The key insight: agents don't memorize answers — they save the path that worked, turning a one-time success into a reusable high-level capability.

Performance: 79% Token Savings

Metric	Without Skills	With SkillCraft	Change
Success rate (GPT-5.2)	87%	90%	+3%
Avg tokens per task	1.23M	0.26M	−79%
Avg cost per task	$1.77	$0.43	−76%
Tool calls	More	Fewer	Reduced

The savings come from not re-discovering tool chains. Once a path is verified, subsequent tasks reuse it directly — fewer API calls, fewer tokens, lower cost.

Deep Skill Trees Are Not Always Better

SkillCraft tested hierarchical skill composition — skills that internally call other skills to handle complex tasks. The results were surprisingly clear:

Deeper ≠ better: Errors at lower levels propagate upward
One edge case in a nested skill can crash the entire skill tree
Shallow, high-quality skills outperform deep, complex ones

Practical implication: For current agent systems, the priority should be building a library of reliable, well-tested shallow skills — not chasing deep hierarchical composition.
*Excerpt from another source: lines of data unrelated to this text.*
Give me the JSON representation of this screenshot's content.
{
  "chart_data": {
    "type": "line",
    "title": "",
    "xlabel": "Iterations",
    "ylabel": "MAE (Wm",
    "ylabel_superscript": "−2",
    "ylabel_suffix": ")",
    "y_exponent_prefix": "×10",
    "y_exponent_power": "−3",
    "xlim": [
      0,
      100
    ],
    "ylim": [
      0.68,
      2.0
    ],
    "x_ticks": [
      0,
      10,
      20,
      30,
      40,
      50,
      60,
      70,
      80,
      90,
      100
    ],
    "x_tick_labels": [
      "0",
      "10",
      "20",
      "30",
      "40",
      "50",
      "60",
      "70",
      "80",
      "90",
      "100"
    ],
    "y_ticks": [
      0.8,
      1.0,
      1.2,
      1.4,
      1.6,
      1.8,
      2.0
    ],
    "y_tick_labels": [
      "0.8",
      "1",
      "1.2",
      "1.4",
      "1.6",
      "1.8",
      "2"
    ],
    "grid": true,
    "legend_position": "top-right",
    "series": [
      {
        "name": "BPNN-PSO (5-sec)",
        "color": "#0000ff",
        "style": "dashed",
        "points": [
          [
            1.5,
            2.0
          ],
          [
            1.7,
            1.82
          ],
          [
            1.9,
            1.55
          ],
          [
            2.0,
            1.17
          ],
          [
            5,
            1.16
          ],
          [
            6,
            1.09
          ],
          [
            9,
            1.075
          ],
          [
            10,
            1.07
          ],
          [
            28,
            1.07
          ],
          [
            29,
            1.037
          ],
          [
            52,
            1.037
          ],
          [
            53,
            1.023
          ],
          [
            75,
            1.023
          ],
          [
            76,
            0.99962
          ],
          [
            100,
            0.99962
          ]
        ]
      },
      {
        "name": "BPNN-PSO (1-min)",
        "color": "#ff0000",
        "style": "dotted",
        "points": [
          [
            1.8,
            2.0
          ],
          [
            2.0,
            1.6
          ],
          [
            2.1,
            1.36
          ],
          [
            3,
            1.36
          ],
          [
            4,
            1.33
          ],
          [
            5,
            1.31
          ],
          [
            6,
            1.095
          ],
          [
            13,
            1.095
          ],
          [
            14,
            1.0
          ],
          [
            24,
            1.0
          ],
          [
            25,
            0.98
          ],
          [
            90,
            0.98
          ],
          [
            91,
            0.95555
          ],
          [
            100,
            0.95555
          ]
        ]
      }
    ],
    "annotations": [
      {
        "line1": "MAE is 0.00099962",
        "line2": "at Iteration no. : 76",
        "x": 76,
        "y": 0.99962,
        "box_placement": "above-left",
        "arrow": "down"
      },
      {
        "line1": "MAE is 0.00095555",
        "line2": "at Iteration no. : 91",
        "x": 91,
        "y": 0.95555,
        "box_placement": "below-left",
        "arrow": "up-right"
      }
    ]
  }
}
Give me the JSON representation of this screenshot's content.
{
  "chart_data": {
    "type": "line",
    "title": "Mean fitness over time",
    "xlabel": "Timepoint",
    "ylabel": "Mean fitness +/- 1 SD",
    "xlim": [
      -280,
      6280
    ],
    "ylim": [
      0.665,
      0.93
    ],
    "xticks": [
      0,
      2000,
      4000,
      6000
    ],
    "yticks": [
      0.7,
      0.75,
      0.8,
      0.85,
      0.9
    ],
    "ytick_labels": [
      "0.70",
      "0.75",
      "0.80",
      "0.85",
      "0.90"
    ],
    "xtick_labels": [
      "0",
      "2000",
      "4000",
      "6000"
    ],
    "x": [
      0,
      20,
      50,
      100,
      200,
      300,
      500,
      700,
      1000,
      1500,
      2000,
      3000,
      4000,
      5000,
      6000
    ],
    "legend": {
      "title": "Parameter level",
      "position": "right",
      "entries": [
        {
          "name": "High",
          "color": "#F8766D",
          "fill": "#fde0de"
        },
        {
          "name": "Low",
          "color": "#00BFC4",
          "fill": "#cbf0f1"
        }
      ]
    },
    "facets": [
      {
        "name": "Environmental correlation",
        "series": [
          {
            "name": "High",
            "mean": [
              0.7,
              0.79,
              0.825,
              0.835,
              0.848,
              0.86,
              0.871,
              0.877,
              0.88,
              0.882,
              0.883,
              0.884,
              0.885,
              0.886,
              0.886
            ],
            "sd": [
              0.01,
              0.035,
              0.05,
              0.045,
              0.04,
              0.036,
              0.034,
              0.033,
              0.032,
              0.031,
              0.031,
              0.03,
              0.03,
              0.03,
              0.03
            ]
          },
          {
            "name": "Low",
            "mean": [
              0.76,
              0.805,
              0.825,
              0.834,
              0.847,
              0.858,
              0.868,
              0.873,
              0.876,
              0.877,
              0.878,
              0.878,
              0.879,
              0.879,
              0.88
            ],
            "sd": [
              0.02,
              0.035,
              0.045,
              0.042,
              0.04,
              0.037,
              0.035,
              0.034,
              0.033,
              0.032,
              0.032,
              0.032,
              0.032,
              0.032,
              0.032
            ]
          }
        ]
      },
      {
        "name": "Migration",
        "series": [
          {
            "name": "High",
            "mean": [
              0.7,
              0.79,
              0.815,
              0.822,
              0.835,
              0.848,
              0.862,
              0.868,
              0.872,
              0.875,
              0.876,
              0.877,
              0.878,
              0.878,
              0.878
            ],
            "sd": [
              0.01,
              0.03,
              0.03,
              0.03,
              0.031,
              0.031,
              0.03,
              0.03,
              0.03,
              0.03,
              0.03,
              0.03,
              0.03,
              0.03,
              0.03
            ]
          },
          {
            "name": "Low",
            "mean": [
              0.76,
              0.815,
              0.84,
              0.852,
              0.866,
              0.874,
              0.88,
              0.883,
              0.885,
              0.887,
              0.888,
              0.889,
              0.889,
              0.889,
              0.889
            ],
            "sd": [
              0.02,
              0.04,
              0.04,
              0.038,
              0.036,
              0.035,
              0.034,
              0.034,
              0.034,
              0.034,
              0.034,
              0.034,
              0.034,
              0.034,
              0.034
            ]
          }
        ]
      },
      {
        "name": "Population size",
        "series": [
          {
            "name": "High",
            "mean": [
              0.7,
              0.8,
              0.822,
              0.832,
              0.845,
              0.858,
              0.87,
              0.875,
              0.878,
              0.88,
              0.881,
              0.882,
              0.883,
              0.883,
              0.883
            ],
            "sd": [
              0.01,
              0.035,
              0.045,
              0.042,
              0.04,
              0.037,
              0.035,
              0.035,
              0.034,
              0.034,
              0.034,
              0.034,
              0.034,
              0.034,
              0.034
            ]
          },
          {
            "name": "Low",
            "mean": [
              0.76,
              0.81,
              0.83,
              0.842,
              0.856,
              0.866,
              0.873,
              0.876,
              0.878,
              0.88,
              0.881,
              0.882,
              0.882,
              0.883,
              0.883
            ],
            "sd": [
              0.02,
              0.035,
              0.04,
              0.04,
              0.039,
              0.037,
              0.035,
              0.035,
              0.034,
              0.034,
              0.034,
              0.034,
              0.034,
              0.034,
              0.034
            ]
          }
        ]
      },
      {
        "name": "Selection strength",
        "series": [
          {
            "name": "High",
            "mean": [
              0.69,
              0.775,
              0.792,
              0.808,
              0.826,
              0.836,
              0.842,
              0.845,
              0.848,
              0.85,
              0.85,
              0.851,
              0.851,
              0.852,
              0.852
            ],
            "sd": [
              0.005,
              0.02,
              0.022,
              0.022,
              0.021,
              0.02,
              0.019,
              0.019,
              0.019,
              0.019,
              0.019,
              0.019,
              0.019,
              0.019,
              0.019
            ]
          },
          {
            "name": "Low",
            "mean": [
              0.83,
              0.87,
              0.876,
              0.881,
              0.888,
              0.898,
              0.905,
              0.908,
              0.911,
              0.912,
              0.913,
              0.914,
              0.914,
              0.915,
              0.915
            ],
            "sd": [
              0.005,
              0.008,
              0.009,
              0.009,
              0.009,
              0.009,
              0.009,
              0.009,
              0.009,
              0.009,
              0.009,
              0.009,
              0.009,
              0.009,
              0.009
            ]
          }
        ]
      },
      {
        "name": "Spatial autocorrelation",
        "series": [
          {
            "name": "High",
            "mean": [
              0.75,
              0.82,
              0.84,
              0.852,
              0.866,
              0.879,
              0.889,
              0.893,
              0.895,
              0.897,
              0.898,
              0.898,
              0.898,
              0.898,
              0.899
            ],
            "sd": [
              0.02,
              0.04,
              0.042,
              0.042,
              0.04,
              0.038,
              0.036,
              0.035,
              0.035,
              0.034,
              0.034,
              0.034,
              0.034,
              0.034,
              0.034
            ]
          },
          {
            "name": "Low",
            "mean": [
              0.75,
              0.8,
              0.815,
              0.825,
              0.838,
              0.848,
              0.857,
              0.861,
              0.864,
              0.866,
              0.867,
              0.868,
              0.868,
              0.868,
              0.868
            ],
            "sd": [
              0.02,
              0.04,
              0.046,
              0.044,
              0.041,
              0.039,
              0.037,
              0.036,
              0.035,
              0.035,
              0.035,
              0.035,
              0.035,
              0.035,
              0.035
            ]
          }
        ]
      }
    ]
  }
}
Cross-Model Skill Transfer

SkillCraft tested whether skills created by one model work when executed by a different model:

Skill Creator	Execution Model	Result
Claude	Multiple models	Stably high success rate
GPT-5.2	Multiple models	Good transfer
Weaker models	Multiple models	Less stable

Key finding: Skills created by stronger models (especially Claude) transfer well across different execution models. Skill quality matters more than the executor.

Why This Matters for the OpenClaw Ecosystem

SkillCraft's core idea — save verified tool chains as reusable skills — maps directly to how skill libraries work in the OpenClaw ecosystem:

SkillCraft Concept	OpenClaw Equivalent
Skill = verified tool-call chain	SKILL.md = expert-encoded workflow
Skill library	ClawHub (6,300+ skills)
Skill verification	Community review + testing
Cross-model transfer	Skills work with Claude, GPT, Gemini

The difference: OpenClaw skills are currently human-authored. SkillCraft shows a path toward agent-authored skills — where the agent creates, verifies, and contributes skills automatically. Projects like Memento-Skills are already exploring this direction.

FAQ

Q1: How is this different from fine-tuning?

SkillCraft doesn't modify the model weights. Skills are external, parameterized templates stored in a library. They can be added, removed, or updated without retraining.

Q2: Does skill reuse always help?

Not always. Low-quality skills can produce unstable or negative results. The verification step is critical — only skills that pass testing are saved.

Q3: Can skills be shared between different agents?

Yes. SkillCraft shows skills created by one model (e.g., Claude) can be used by different models. This is similar to how OpenClaw SKILL.md files work across agents.

Q4: What tasks were tested?

SkillCraft was evaluated on complex tool-use benchmarks requiring multi-step reasoning, API calls, data processing, and file operations.

Q5: How does this relate to ClawHub skill libraries?

ClawHub skills are human-authored. SkillCraft points toward a future where agents automatically generate and contribute skills — potentially expanding libraries like ClawHub from thousands to millions of skills.

Summary

SkillCraft demonstrates that AI agents can learn to save and reuse successful tool chains — cutting costs by 76%, reducing tokens by 79%, and improving success rates. The research validates what the OpenClaw skill ecosystem already practices: well-structured, verified skills are more valuable than one-off tool calls. The next frontier is agent-authored skills, where AI creates its own reusable capabilities.

Based on an article by NextMed (微信公众号), published April 2026. Paper: arXiv:2603.00718.